Toward a cosmopolitan vision of English education in Singapore

Pages 677-691 | Published online: 05 Jun 2014
 

Abstract

English education has played a vital role in facilitating Singapore's global city ambitions since the country's independence. While the state has prioritized English education's cognitive objective emphasizing information processing and effective communication skills, it has given insufficient attention to the role of English in equipping students with the necessary cosmopolitan capacities. The first part of this paper discusses the roots of a communicative cosmopolitan impulse in language through the works of key philosophers, namely Jürgen Habermas and Emmanuel Levinas. The second part analyzes English Language and Literature in English national syllabuses from the 1980s to the present to show how English education has been directed by strategic cosmopolitanism operating through selective governmental strategies of differentiation and prioritization.
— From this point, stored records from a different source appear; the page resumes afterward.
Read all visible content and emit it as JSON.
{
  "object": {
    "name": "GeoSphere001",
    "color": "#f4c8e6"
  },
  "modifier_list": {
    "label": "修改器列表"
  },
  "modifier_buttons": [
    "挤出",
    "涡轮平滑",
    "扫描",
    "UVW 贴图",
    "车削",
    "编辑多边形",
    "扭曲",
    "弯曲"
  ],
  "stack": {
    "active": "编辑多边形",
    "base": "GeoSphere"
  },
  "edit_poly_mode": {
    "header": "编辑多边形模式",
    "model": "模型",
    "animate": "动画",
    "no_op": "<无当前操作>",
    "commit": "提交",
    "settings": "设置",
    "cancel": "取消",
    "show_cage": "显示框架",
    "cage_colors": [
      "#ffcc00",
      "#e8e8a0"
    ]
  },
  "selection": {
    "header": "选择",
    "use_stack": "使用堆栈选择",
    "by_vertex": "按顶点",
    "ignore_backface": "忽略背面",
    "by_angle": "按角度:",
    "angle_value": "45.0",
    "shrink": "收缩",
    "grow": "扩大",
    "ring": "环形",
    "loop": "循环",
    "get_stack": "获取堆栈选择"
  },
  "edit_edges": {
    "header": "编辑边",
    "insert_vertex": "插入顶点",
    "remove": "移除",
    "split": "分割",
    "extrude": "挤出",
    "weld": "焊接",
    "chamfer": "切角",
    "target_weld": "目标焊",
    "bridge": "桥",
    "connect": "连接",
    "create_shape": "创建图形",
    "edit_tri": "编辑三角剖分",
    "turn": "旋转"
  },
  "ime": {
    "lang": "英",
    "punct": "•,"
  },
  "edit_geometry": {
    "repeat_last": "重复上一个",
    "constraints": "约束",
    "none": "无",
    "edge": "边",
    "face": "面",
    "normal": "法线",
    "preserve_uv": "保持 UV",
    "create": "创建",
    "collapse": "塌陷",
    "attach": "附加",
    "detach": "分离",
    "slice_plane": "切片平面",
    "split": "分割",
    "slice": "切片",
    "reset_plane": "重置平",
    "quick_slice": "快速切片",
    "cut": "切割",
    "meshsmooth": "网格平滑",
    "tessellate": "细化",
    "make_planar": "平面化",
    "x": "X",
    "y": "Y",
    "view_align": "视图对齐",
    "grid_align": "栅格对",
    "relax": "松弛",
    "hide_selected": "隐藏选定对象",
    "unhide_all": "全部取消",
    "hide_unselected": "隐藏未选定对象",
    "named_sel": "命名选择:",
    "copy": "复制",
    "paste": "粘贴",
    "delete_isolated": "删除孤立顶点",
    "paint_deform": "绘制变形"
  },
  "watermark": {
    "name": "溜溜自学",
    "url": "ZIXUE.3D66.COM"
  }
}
Given the realities of an increasingly networked world, I argue, in the third part, for a more holistic perspective of English education grounded on a communicative cosmopolitan intent.

Notes

1. I capitalize the term Literature to refer to the subject Literature in English.

2. Elsewhere, I have provided a comprehensive critique of the hegemony of subjectivity and experience in reader response approaches to teaching literature. See Choo (Citation2013).

3. In his distinction between and the “saying” and the “said,” Levinas (Citation1974/Citation1998) warns that language can be utilized as a means to objectify the other. The “said” refers to what has been socially and culturally determined through linguistic signs and symbols. Levinas describes the “saying” as that originary force in language that calls us to respond to the other out of ethical responsibility.

4. Among key scholars who have contributed to the development of a philosophy of aesthetic in the eighteenth century was Immanuel Kant (Citation1790/Citation1987) who, in his seminal work Critique of Judgement, made the claim that the “beautiful is the symbol of the morally good” (sec. 353, p. 228). Kant went on to argue that the beautiful in nature, art, and the sublime pushes the individual away from sensuous inclinations toward a contemplation of the super-sensible. For further discussion of the moral basis of aesthetic education, see Choo (Citationin press).